Child trafficking cases reported to UK authorities have increased by 66 percent from 2016 to 2017, according to a new report by the Anti-Trafficking Monitoring Group .
According to the report, 2,118 minors were found to be victims of trafficking in 2017 – making up over 40% of potential victims reported to authorities. It also raises concerns about protection and prevention provisions in place.
National Referral Mechanism (NRM) figures from the National Crime Agency record both the number of potential cases that are reported to them, and the number of people who are found to be victims of modern slavery.
Last year’s figures had already shown a 30% increase from 2015.
Although national statistics don’t provide exact numbers, it’s believed that many of these children are victims of county lines trafficking. This means they are sent to sell drugs out of town, in rural and suburban areas, often operating from a vulnerable person’s home.
Although there have been new trafficking laws, the charity Anti-Slavery International claim that their implementation is inconsistent and have condemned the UK’s treatment of child trafficking cases.
A Human Rights Violation
Image Credit: The National Crime Agency/Flickr
The UK is signed to the 2005 Council of Europe Trafficking Convention, which outlines three levels of prevention, aimed at groups ranging from the general population to victims of trafficking.
The Convention treats trafficking as a human rights violation, which requires comprehensive prevention, including socio-economic strategies that target at-risk groups.
While there were positive examples of prevention efforts, efforts to track trafficking, and give adequate support to victims, the report raised concerns about “fragmented” efforts to combat child trafficking, saying that they are “disjointed” and suffer from the lack of a comprehensive UK-wide policy.
Further, there is criticism that the topic of human trafficking has been absent from Brexit debates, despite the potential harm to the country’s ability to combat trafficking.
Long-term support for victims is said to suffer under a governmental focus on immigration control, as protection measures are often only accessible for those with a right to work and residence permit. This excludes “a significant number” of trafficking victims.

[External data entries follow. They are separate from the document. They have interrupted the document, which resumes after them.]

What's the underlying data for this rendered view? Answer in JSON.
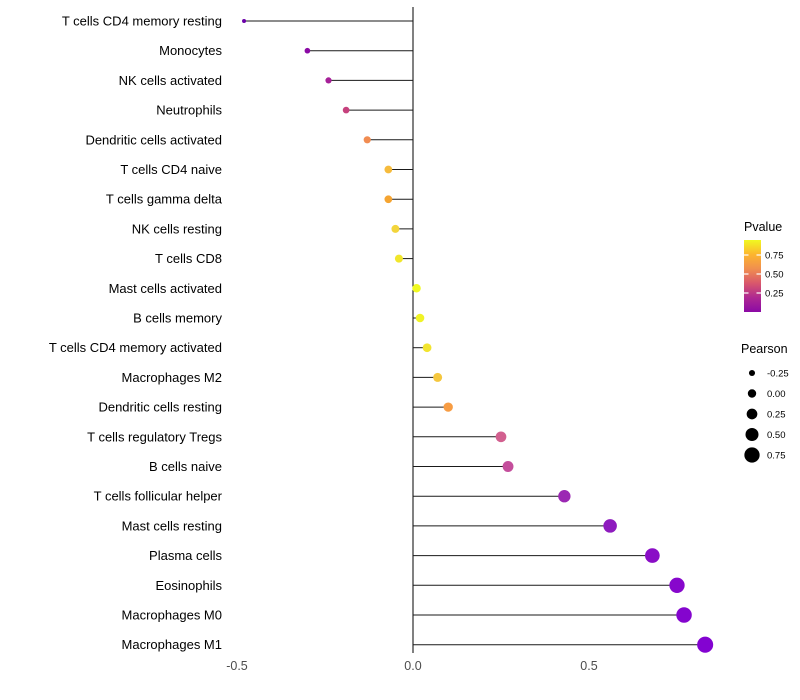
{
  "chart_data": {
    "type": "scatter",
    "subtype": "lollipop",
    "title": "",
    "xlabel": "",
    "ylabel": "",
    "xlim": [
      -0.53,
      0.9
    ],
    "x_ticks": [
      -0.5,
      0.0,
      0.5
    ],
    "x_tick_labels": [
      "-0.5",
      "0.0",
      "0.5"
    ],
    "grid": "off",
    "zero_line": true,
    "points": [
      {
        "label": "T cells CD4 memory resting",
        "pearson": -0.48,
        "color": "#6A00A8"
      },
      {
        "label": "Monocytes",
        "pearson": -0.3,
        "color": "#8B0AA5"
      },
      {
        "label": "NK cells activated",
        "pearson": -0.24,
        "color": "#A62098"
      },
      {
        "label": "Neutrophils",
        "pearson": -0.19,
        "color": "#C6417D"
      },
      {
        "label": "Dendritic cells activated",
        "pearson": -0.13,
        "color": "#F18C51"
      },
      {
        "label": "T cells CD4 naive",
        "pearson": -0.07,
        "color": "#F6BB3C"
      },
      {
        "label": "T cells gamma delta",
        "pearson": -0.07,
        "color": "#F5A431"
      },
      {
        "label": "NK cells resting",
        "pearson": -0.05,
        "color": "#F3D53C"
      },
      {
        "label": "T cells CD8",
        "pearson": -0.04,
        "color": "#F1E62B"
      },
      {
        "label": "Mast cells activated",
        "pearson": 0.01,
        "color": "#F0F921"
      },
      {
        "label": "B cells memory",
        "pearson": 0.02,
        "color": "#F0F326"
      },
      {
        "label": "T cells CD4 memory activated",
        "pearson": 0.04,
        "color": "#F2E42F"
      },
      {
        "label": "Macrophages M2",
        "pearson": 0.07,
        "color": "#F5C73E"
      },
      {
        "label": "Dendritic cells resting",
        "pearson": 0.1,
        "color": "#F79C43"
      },
      {
        "label": "T cells regulatory  Tregs",
        "pearson": 0.25,
        "color": "#D2608F"
      },
      {
        "label": "B cells naive",
        "pearson": 0.27,
        "color": "#C44E9C"
      },
      {
        "label": "T cells follicular helper",
        "pearson": 0.43,
        "color": "#9B28B3"
      },
      {
        "label": "Mast cells resting",
        "pearson": 0.56,
        "color": "#8E1BBE"
      },
      {
        "label": "Plasma cells",
        "pearson": 0.68,
        "color": "#8A0DC6"
      },
      {
        "label": "Eosinophils",
        "pearson": 0.75,
        "color": "#8707CC"
      },
      {
        "label": "Macrophages M0",
        "pearson": 0.77,
        "color": "#8405CE"
      },
      {
        "label": "Macrophages M1",
        "pearson": 0.83,
        "color": "#8303D1"
      }
    ],
    "legend_position": "right",
    "legends": {
      "pvalue": {
        "title": "Pvalue",
        "tick_labels": [
          "0.75",
          "0.50",
          "0.25"
        ],
        "gradient_top_to_bottom": [
          "#F0F921",
          "#FDB52E",
          "#F08F4F",
          "#D9576C",
          "#AE2892",
          "#8B0AA5"
        ]
      },
      "pearson": {
        "title": "Pearson",
        "items": [
          {
            "label": "-0.25",
            "value": -0.25
          },
          {
            "label": "0.00",
            "value": 0.0
          },
          {
            "label": "0.25",
            "value": 0.25
          },
          {
            "label": "0.50",
            "value": 0.5
          },
          {
            "label": "0.75",
            "value": 0.75
          }
        ]
      }
    },
    "style": {
      "stem_color": "#1a1a1a",
      "axis_line_color": "#000000",
      "tick_label_color": "#4D4D4D",
      "category_label_color": "#000000",
      "legend_title_color": "#000000",
      "background": "#ffffff"
    }
  }
}
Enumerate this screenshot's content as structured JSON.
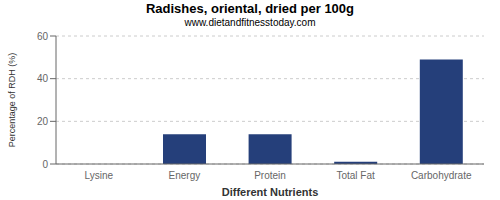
{
  "chart_data": {
    "type": "bar",
    "title": "Radishes, oriental, dried per 100g",
    "subtitle": "www.dietandfitnesstoday.com",
    "xlabel": "Different Nutrients",
    "ylabel": "Percentage of RDH (%)",
    "categories": [
      "Lysine",
      "Energy",
      "Protein",
      "Total Fat",
      "Carbohydrate"
    ],
    "values": [
      0,
      14,
      14,
      1,
      49
    ],
    "color": "#253f7a",
    "ylim": [
      0,
      60
    ],
    "yticks": [
      0,
      20,
      40,
      60
    ],
    "grid": true
  }
}
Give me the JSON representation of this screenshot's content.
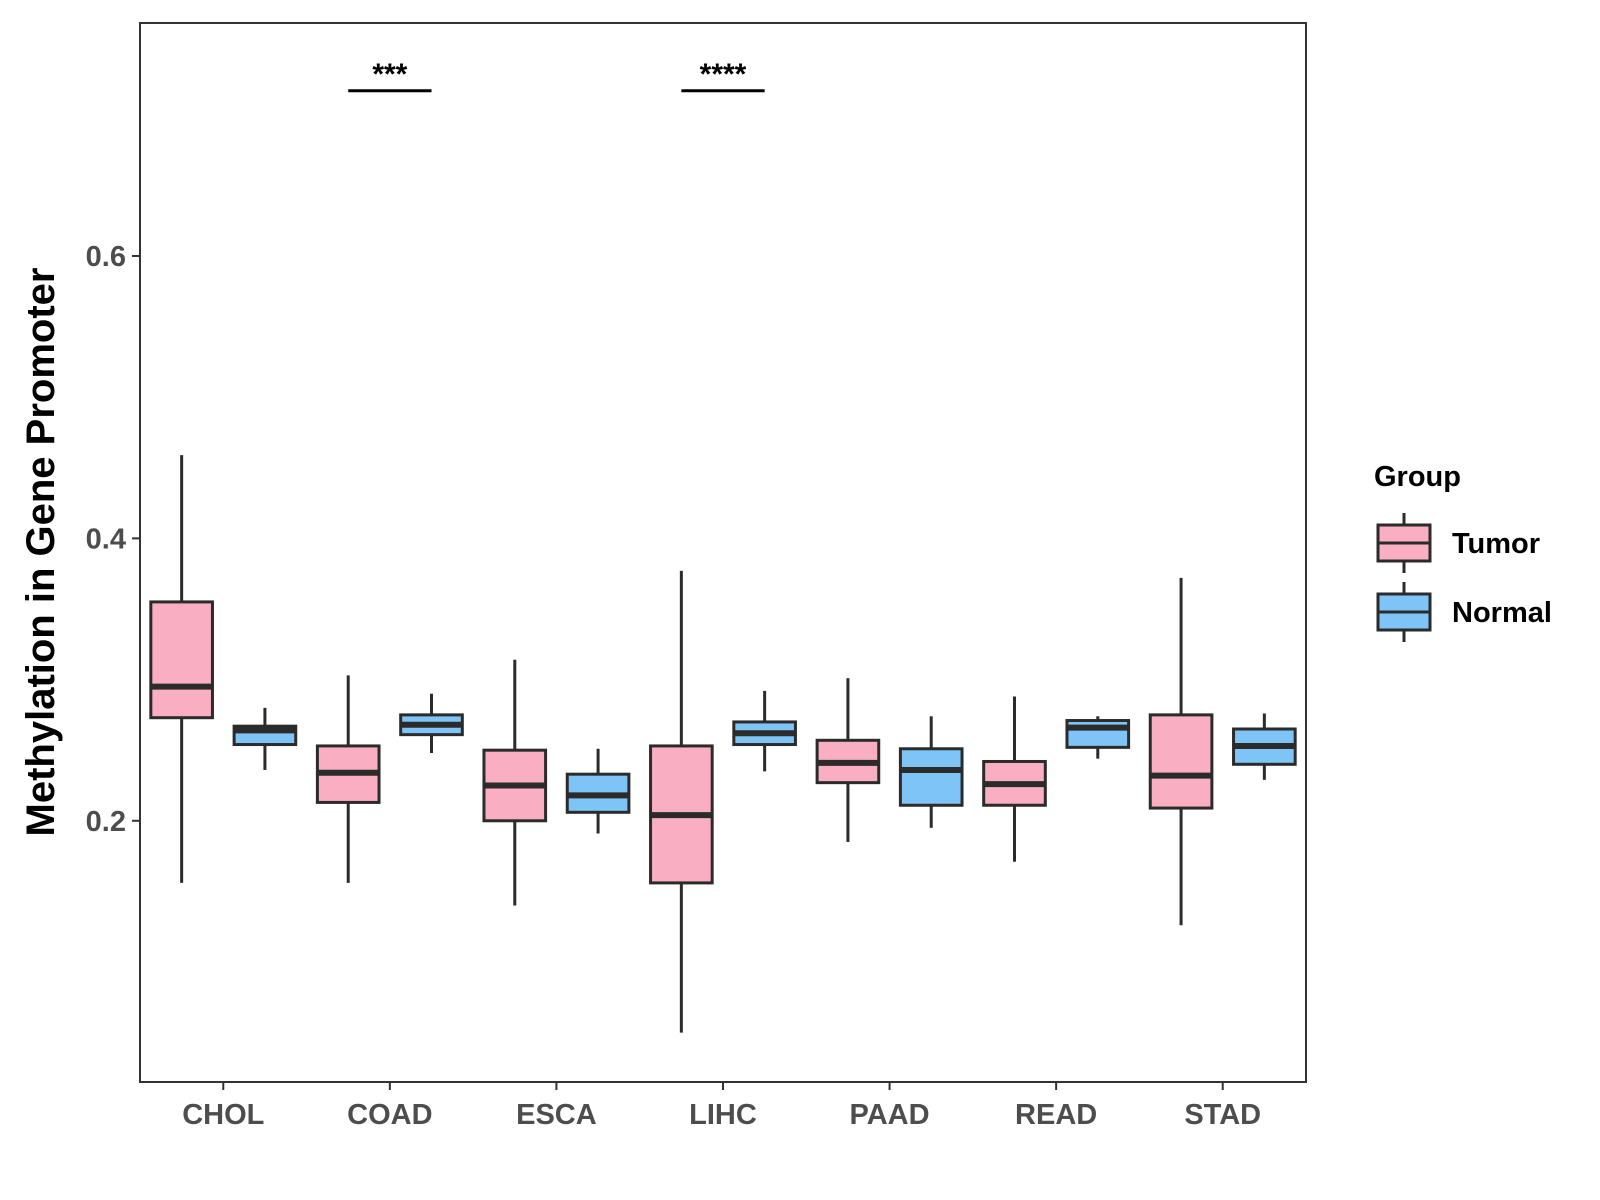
{
  "chart_data": {
    "type": "boxplot",
    "title": "",
    "xlabel": "",
    "ylabel": "Methylation in Gene Promoter",
    "ylim": [
      0.015,
      0.765
    ],
    "yticks": [
      0.2,
      0.4,
      0.6
    ],
    "ytick_labels": [
      "0.2",
      "0.4",
      "0.6"
    ],
    "grid": false,
    "legend": {
      "title": "Group",
      "placement": "right",
      "items": [
        {
          "name": "Tumor",
          "color": "#F9AFC1"
        },
        {
          "name": "Normal",
          "color": "#7EC4F7"
        }
      ]
    },
    "categories": [
      "CHOL",
      "COAD",
      "ESCA",
      "LIHC",
      "PAAD",
      "READ",
      "STAD"
    ],
    "series": [
      {
        "name": "Tumor",
        "color": "#F9AFC1",
        "boxes": [
          {
            "min": 0.156,
            "q1": 0.273,
            "median": 0.295,
            "q3": 0.355,
            "max": 0.459
          },
          {
            "min": 0.156,
            "q1": 0.213,
            "median": 0.234,
            "q3": 0.253,
            "max": 0.303
          },
          {
            "min": 0.14,
            "q1": 0.2,
            "median": 0.225,
            "q3": 0.25,
            "max": 0.314
          },
          {
            "min": 0.05,
            "q1": 0.156,
            "median": 0.204,
            "q3": 0.253,
            "max": 0.377
          },
          {
            "min": 0.185,
            "q1": 0.227,
            "median": 0.241,
            "q3": 0.257,
            "max": 0.301
          },
          {
            "min": 0.171,
            "q1": 0.211,
            "median": 0.226,
            "q3": 0.242,
            "max": 0.288
          },
          {
            "min": 0.126,
            "q1": 0.209,
            "median": 0.232,
            "q3": 0.275,
            "max": 0.372
          }
        ]
      },
      {
        "name": "Normal",
        "color": "#7EC4F7",
        "boxes": [
          {
            "min": 0.236,
            "q1": 0.254,
            "median": 0.264,
            "q3": 0.267,
            "max": 0.28
          },
          {
            "min": 0.248,
            "q1": 0.261,
            "median": 0.268,
            "q3": 0.275,
            "max": 0.29
          },
          {
            "min": 0.191,
            "q1": 0.206,
            "median": 0.218,
            "q3": 0.233,
            "max": 0.251
          },
          {
            "min": 0.235,
            "q1": 0.254,
            "median": 0.262,
            "q3": 0.27,
            "max": 0.292
          },
          {
            "min": 0.195,
            "q1": 0.211,
            "median": 0.236,
            "q3": 0.251,
            "max": 0.274
          },
          {
            "min": 0.244,
            "q1": 0.252,
            "median": 0.266,
            "q3": 0.271,
            "max": 0.274
          },
          {
            "min": 0.229,
            "q1": 0.24,
            "median": 0.253,
            "q3": 0.265,
            "max": 0.276
          }
        ]
      }
    ],
    "annotations": [
      {
        "category": "COAD",
        "text": "***",
        "y": 0.717
      },
      {
        "category": "LIHC",
        "text": "****",
        "y": 0.717
      }
    ]
  }
}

There is, according to the charity, neither a standardised risk assessment before returning victims to their countries of origin, nor a follow-up and data collection on re-trafficking. This impacts whether prevention efforts can be measured successfully.
Anti-Slavery International has found in the past that victims of human trafficking are viewed “through the context of their immigration status”. In practice, this means that non-EU nationals are up to four times less likely to be recognised as victims of human trafficking.
Data is ‘Extremely Limited And Too Generic’
Jasmine O’Connor, CEO of Anti-Slavery International. Credit: Anti-Slavery International
The report finds that trafficked asylum-seeking children in care go missing regularly, highlighting the high risk of re-trafficking. More broadly, it criticises the lack of attention paid to underlying and structural causes of child trafficking.
Campaigners called the data collected by NRM “extremely limited and too generic.” Crucially, it doesn’t divide data by type of trafficking or by age beyond the adult/child distinction. Numbers are difficult to obtain and sometimes unclear, it finds, as they are held by local authorities – the practices of which can be patchy and inconsistent.
Jasmine O’Connor, CEO of Anti-Slavery International, said: “Having no clear plan in place to prevent child trafficking in the UK when we literally find over 2,000 of children in a year – and rising – who fall victims of ruthless criminals, should shame this Government”
Catherine Baker, Policy and Campaigns Officer of the children’s rights organisation ECPAT UK, added that it was “time the government viewed this issue as one of child abuse and a violation of children’s rights, and prioritised resourcing those working at the frontline to safeguard children at risk.”
“These children have often suffered unimaginable abuse, yet unlike for adult victims, there is no guaranteed specialist support provided to them once they are identified as victims.”
Anti-Slavery International have recommended that the UK government develops a UK-wide prevention strategy and a child-specific strategy, as well as reviewing legislation around trafficking.
They also pushed for the creation of unified tracking and guardianship schemes, and guaranteed assistance and support to victims.